| From 08012d2b3ed6cbe8759c47eeb32c81ca52a4c9c9 Mon Sep 17 00:00:00 2001 |
| From: Sasha Levin <sashal@kernel.org> |
| Date: Tue, 31 Dec 2019 12:11:49 -0600 |
| Subject: ext4: fix deadlock allocating crypto bounce page from mempool |
| |
| From: Eric Biggers <ebiggers@google.com> |
| |
| [ Upstream commit 547c556f4db7c09447ecf5f833ab6aaae0c5ab58 ] |
| |
| ext4_writepages() on an encrypted file has to encrypt the data, but it |
| can't modify the pagecache pages in-place, so it encrypts the data into |
| bounce pages and writes those instead. All bounce pages are allocated |
| from a mempool using GFP_NOFS. |
| |
| This is not correct use of a mempool, and it can deadlock.
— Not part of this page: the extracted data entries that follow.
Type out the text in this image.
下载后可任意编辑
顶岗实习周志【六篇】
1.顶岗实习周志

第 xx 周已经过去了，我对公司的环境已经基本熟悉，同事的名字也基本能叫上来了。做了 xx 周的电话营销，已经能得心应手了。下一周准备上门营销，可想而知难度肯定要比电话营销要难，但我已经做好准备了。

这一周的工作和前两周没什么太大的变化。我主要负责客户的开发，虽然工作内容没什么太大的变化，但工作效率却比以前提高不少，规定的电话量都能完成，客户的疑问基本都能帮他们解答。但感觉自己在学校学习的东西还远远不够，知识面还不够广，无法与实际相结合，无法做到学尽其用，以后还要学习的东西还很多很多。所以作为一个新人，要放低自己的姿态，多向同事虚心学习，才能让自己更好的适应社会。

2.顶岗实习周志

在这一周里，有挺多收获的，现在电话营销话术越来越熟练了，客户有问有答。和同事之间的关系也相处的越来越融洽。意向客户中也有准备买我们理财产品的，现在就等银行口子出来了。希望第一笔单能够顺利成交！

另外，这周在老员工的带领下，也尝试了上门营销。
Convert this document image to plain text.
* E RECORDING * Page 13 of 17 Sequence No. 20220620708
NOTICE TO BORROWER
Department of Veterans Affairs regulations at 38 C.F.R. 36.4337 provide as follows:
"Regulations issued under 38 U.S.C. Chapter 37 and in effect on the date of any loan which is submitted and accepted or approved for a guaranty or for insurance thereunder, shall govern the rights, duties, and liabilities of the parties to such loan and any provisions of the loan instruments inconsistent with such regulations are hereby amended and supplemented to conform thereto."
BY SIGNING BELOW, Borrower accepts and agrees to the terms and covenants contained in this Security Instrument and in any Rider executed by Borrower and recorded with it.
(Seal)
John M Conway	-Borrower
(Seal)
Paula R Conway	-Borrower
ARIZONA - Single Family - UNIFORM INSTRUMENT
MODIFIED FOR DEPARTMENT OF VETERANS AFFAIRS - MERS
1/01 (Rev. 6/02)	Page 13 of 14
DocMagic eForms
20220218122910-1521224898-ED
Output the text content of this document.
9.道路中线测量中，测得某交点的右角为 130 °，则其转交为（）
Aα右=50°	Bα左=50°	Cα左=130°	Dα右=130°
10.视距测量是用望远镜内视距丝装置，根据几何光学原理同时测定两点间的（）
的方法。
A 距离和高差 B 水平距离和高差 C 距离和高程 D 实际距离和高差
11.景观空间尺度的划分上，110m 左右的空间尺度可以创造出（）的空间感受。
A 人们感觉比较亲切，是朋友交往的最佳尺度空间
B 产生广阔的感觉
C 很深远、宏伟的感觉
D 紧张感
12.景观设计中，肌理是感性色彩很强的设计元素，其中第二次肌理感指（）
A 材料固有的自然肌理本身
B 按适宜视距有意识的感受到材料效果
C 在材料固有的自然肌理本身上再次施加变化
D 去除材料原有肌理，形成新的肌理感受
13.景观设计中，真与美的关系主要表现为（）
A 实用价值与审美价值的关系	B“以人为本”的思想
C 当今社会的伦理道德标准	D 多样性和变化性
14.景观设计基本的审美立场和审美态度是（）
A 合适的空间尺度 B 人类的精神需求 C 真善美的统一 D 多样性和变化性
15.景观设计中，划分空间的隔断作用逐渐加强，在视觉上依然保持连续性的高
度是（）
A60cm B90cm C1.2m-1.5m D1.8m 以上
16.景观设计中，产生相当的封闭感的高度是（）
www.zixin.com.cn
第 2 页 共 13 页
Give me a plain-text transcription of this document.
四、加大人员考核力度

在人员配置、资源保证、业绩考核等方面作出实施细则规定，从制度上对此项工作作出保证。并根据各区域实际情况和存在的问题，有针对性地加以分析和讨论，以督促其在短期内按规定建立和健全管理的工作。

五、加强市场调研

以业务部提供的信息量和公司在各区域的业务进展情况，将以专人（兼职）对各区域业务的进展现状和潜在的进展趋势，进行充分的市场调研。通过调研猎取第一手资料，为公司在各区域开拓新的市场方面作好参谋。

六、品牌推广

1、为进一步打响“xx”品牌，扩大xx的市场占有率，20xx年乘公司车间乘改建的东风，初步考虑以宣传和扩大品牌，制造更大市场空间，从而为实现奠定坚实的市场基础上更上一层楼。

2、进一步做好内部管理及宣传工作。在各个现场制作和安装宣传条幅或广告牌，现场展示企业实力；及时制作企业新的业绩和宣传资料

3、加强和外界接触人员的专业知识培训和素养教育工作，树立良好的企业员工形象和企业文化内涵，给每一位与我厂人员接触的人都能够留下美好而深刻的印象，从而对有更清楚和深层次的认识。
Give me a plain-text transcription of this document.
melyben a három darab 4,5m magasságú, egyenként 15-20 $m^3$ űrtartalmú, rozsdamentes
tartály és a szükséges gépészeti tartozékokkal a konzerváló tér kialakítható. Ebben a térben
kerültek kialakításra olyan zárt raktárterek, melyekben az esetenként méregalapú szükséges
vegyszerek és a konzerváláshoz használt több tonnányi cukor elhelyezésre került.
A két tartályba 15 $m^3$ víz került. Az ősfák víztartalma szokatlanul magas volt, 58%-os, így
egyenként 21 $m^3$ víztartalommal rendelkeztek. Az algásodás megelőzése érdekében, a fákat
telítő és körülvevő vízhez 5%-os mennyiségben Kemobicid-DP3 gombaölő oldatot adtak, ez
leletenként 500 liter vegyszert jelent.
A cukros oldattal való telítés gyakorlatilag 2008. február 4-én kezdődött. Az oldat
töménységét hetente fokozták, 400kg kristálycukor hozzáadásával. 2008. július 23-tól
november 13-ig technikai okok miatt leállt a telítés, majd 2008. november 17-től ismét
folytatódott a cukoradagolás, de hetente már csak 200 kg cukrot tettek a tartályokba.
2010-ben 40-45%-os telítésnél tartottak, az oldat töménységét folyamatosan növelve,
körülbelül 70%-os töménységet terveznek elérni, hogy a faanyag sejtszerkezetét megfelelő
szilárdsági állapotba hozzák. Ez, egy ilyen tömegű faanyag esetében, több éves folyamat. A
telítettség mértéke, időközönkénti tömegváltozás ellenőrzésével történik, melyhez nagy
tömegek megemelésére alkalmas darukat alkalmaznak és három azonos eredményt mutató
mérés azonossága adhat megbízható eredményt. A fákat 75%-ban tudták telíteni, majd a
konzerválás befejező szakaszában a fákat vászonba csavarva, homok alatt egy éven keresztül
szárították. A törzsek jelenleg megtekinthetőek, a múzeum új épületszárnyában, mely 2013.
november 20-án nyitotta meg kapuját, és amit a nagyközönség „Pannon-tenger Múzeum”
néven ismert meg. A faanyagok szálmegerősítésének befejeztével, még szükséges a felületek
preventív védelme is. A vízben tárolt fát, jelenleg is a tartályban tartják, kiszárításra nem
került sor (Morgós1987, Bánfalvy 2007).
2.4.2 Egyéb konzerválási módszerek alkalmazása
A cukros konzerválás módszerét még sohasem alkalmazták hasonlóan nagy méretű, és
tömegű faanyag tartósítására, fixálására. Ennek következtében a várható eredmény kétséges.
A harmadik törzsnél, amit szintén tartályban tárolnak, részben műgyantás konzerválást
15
This is |
| because GFP_NOFS includes __GFP_DIRECT_RECLAIM, which enables the "never |
| fail" mode for mempool_alloc() where a failed allocation will fall back |
| to waiting for one of the preallocated elements in the pool. |
| |
| But since this mode is used for all a bio's pages and not just the |
| first, it can deadlock waiting for pages already in the bio to be freed. |
| |
| This deadlock can be reproduced by patching mempool_alloc() to pretend |
| that pool->alloc() always fails (so that it always falls back to the |
| preallocations), and then creating an encrypted file of size > 128 KiB. |
| |
| Fix it by only using GFP_NOFS for the first page in the bio. For |
| subsequent pages just use GFP_NOWAIT, and if any of those fail, just |
| submit the bio and start a new one. |
| |
| This will need to be fixed in f2fs too, but that's less straightforward. |
| |
| Fixes: c9af28fdd449 ("ext4 crypto: don't let data integrity writebacks fail with ENOMEM") |
| Cc: stable@vger.kernel.org |
| Signed-off-by: Eric Biggers <ebiggers@google.com> |
| Link: https://lore.kernel.org/r/20191231181149.47619-1-ebiggers@kernel.org |
| Signed-off-by: Theodore Ts'o <tytso@mit.edu> |
| Signed-off-by: Sasha Levin <sashal@kernel.org> |
| --- |
| fs/ext4/page-io.c | 19 ++++++++++++++----- |
| 1 file changed, 14 insertions(+), 5 deletions(-) |
| |
| diff --git a/fs/ext4/page-io.c b/fs/ext4/page-io.c |
| index db7590178dfcf..9cc79b7b0df11 100644 |
| --- a/fs/ext4/page-io.c |
| +++ b/fs/ext4/page-io.c |
| @@ -481,17 +481,26 @@ int ext4_bio_write_page(struct ext4_io_submit *io, |
| nr_to_submit) { |
| gfp_t gfp_flags = GFP_NOFS; |
| |
| + /* |
| + * Since bounce page allocation uses a mempool, we can only use |
| + * a waiting mask (i.e. request guaranteed allocation) on the |
| + * first page of the bio. Otherwise it can deadlock. |
| + */ |
| + if (io->io_bio) |
| + gfp_flags = GFP_NOWAIT | __GFP_NOWARN; |
| retry_encrypt: |
| data_page = fscrypt_encrypt_page(inode, page, PAGE_SIZE, 0, |
| page->index, gfp_flags); |
| if (IS_ERR(data_page)) { |
| ret = PTR_ERR(data_page); |
| - if (ret == -ENOMEM && wbc->sync_mode == WB_SYNC_ALL) { |
| - if (io->io_bio) { |
| + if (ret == -ENOMEM && |
| + (io->io_bio || wbc->sync_mode == WB_SYNC_ALL)) { |
| + gfp_flags = GFP_NOFS; |
| + if (io->io_bio) |
| ext4_io_submit(io); |
| - congestion_wait(BLK_RW_ASYNC, HZ/50); |
| - } |
| - gfp_flags |= __GFP_NOFAIL; |
| + else |
| + gfp_flags |= __GFP_NOFAIL; |
| + congestion_wait(BLK_RW_ASYNC, HZ/50); |
| goto retry_encrypt; |
| } |
| data_page = NULL; |
| -- |
| 2.20.1 |
| |